African literature never sleeps: Brittle Paper’s Ainehi Edoro

Bwesigye bwa Mwesigire: It is always fun reading stories, reviews and commentary on Brittle Paper. Do you define Brittle Paper differently from Ainehi Edoro, the academic? Where does Brittle Paper stop, and Ainehi start? Or are they one and the same?

Ainehi Edoro: Brittle has grown way bigger than Ainehi at this point. These days, I focus more on trying to build a community around African literature than promoting my personal brand.

On the definition of identities again, there is such an eclectic range of material on Brittle Paper. You define it as the virtual space/station where you play and experiment with ideas on how to reinvent African fiction and literary culture. Obviously, its digital nature is important and essential to the content it presents and how it does so. But can we find the nearest equivalent in print culture for an eclectic platform like Brittle Paper? Would it be a magazine? A journal? A mix of both? Or does this thought of imagining Brittle Paper in print ever occur to you?

Brittle Paper is neither a magazine nor a journal. I’ve never thought of it in those terms. Our editorial process is much more dynamic than that of a magazine. African literature never sleeps. Lol. Neither do we. That’s what makes us different—we do on-the-moment coverage of happenings in the literary community. We also write fun, easily digestible posts on African literature that keep our readers engaged. We are so passionate about African literature that we have to say something about it everyday, and a blog is the only digital platform that lets us do that.

Image: Brittle Paper

You are based at Duke, is this accurate? Yet your site offers readers a wide variety of material from the continent. Of course the internet has put to shame all the geographical difficulties of movement from one place to another and so you can run an African platform from wherever, but do you sometimes think that being on the continent would somehow help the platform? Or are there times you thank God you run Brittle Paper from Duke?


I remember meeting one of the founders of Chimurenga, Ntone Edjabe, at a workshop in Johannesburg. He told me that there is nothing like thinking and writing about the continent from the continent. There is nothing like thinking and writing about Africa from the raw urgency of its moment and from being immersed in its daily and material reality. I totally agree with him. It is true that Brittle Paper might be so much more powerful if it were based in Lagos or Nairobi. But that doesn’t diminish the importance of the work we do at Brittle Paper or take away from the success we’ve achieved. We provide a platform for young African writers to share their work in a way that no one else does. Most of the submissions we receive come from students in Nigerian, Kenyan, and South African universities. That’s something about which I am very proud. Even though Brittle Paper is based abroad, we are not a diaspora enterprise. Our audience is Africa-based, and we source a large chunk of our content from the continent.

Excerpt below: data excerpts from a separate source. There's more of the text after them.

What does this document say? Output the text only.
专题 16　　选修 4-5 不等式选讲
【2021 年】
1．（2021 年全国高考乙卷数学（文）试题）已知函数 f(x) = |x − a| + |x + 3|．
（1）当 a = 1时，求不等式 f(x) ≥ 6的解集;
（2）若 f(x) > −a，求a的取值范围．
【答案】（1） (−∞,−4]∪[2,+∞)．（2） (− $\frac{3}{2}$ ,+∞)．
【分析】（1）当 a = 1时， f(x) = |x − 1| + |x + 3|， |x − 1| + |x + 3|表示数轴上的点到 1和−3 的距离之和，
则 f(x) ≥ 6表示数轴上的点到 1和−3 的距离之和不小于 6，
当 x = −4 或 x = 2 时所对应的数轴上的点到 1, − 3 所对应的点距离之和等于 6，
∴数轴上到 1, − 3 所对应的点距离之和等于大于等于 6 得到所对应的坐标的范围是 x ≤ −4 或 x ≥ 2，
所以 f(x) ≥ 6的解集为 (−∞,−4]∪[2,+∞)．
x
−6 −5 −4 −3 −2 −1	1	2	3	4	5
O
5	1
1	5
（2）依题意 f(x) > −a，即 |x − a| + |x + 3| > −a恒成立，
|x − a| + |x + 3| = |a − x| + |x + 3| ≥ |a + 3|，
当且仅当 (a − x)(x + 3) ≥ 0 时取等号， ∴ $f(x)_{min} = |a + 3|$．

Ainehi Edoro. Image: Brittle Paper

The early days of Brittle Paper were focused on feeding us with information about literary personalities, events, facts, etc. At what point did you start publishing short stories and poetry, and visual art? At what point did the platform grow beyond the covering of literary personalities and their work to actually publishing literary work? Why this widening of scope?

There is more writing and reading taking place on the continent than ever before. There is a myriad of African writers hungry to share their work. There is a global community of African literary fans always hungry to read new writing from the continent. It didn’t take us too long to realize that Brittle Paper was a prime location to bring the two groups together. Apart from providing online access to a growing archive of stories from the continent, publishing stories also makes Brittle Paper a training ground for African writers. So, yeah, while people have come to know us for our engaging editorials on African writing, publishing original fiction and poetry by African writers is something we find endlessly rewarding. 

You talk of an African literary culture in Brittle Paper’s mission. How do you define a literary culture? And to what extent would you say that literary culture is becoming digital?

Culture is all about outlook and perspective, the way we think, our expectations, ideas, and practices regarding a particular thing. Brittle Paper is inspired by a significant cultural shift in the contemporary African literary scene. To put it simply: the older generation of African writers saw African writing as a kind of cultural manual for Africans after decades of colonial abuse. They tried to connect with African readers from the standpoint of their victimhood. Today many of us writing about African literature, especially, within digital platforms, think of the African reader, first and foremost, as a fan of African literature. We try to connect to readers from the standpoint of their love and passion for African stories.